The purple martins came. They came with such force and triumph that I was surprised I’d ever been skeptical that they’d come. Indeed, there were hundreds of thousands of them, swarming so thick at points that they transformed parts of the sky into a canvas painted solid black, stretched to crack. People gathered, too: to watch, and to marvel. I heard a kid say, “I have to follow JUST ONE, just to see where it goes and what it does.” No one knows exactly why martins roost in giant flocks like that, sure, but to me, it looked a lot like Manhattan. Someone decided that this tree behind this Jack-in-the-Box was the place to go, and that guy was The Cool Guy, and now rent is reeeeeealllly expensive.

If I was a purple martin, and you’d followed my path from the day I met Ben on the field until today, you’d see me starting to follow this other purple martin (that one would be Ben, in case this analogy is a little far-fetched), and follow it for a long long time, and then dive away, and fly somewhere else entirely, occasionally coming back to fly alongside it again. Even if just for a long weekend. 

We must look very mysterious to birds, too. The way we love, and change, and attach, and separate, and trust, and lose trust, and trust again. Also, we have cars and lawnmowers, and I’ll bet birds think that stuff is crazy

One day, a few months ago, I was feeling very lost and very sad and very alone, and I decided I would look through pages of books on my bookshelves until I found something that would help. I came across this Cheryl Strayed passage that made my bones feel warm, and I copied it into my notebook to read again when I needed it:

We live and have experiences and leave people we love and get left by them. People we thought would be with us forever aren’t and people we didn’t know would come into our lives do. Our work here is to keep faith in that, to put it in a box, and wait.
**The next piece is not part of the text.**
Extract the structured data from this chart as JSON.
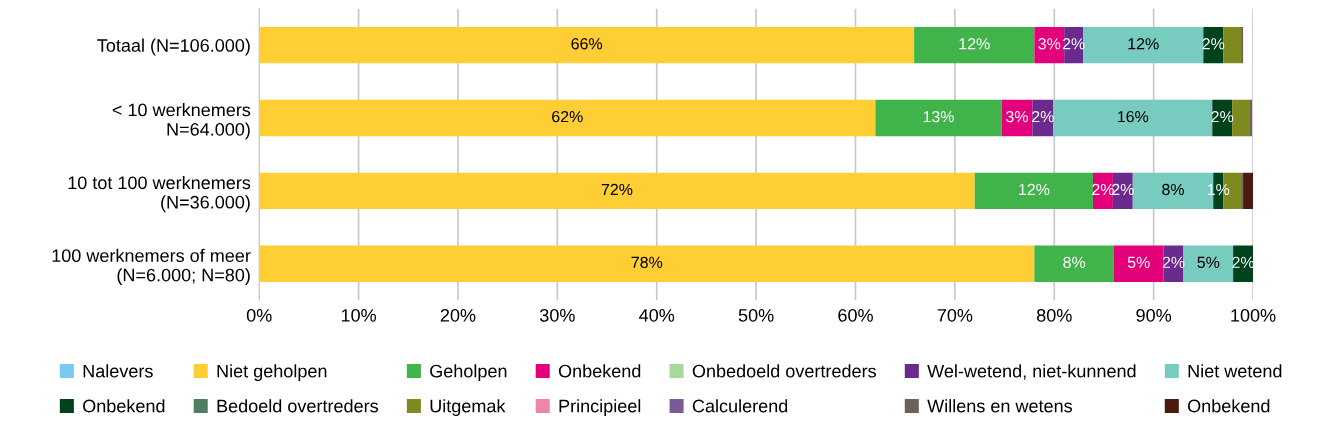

What a gift it has been to watch this person I love change. I had this funny feeling in the pit of my stomach while I vacationed inside Ben-and-Jen’s (one word, proper noun) perfect family world for a few days. I don’t feel it often, because I am unfortunately often envious and more competitive than I wish to admit. I felt happy for them. They found each other, amidst all the mystery and confusion of the crazy human landscape. They found their spot on the tree. How perfectly beautiful to fly past, to stop for a while, and then, with gratitude, to fly away.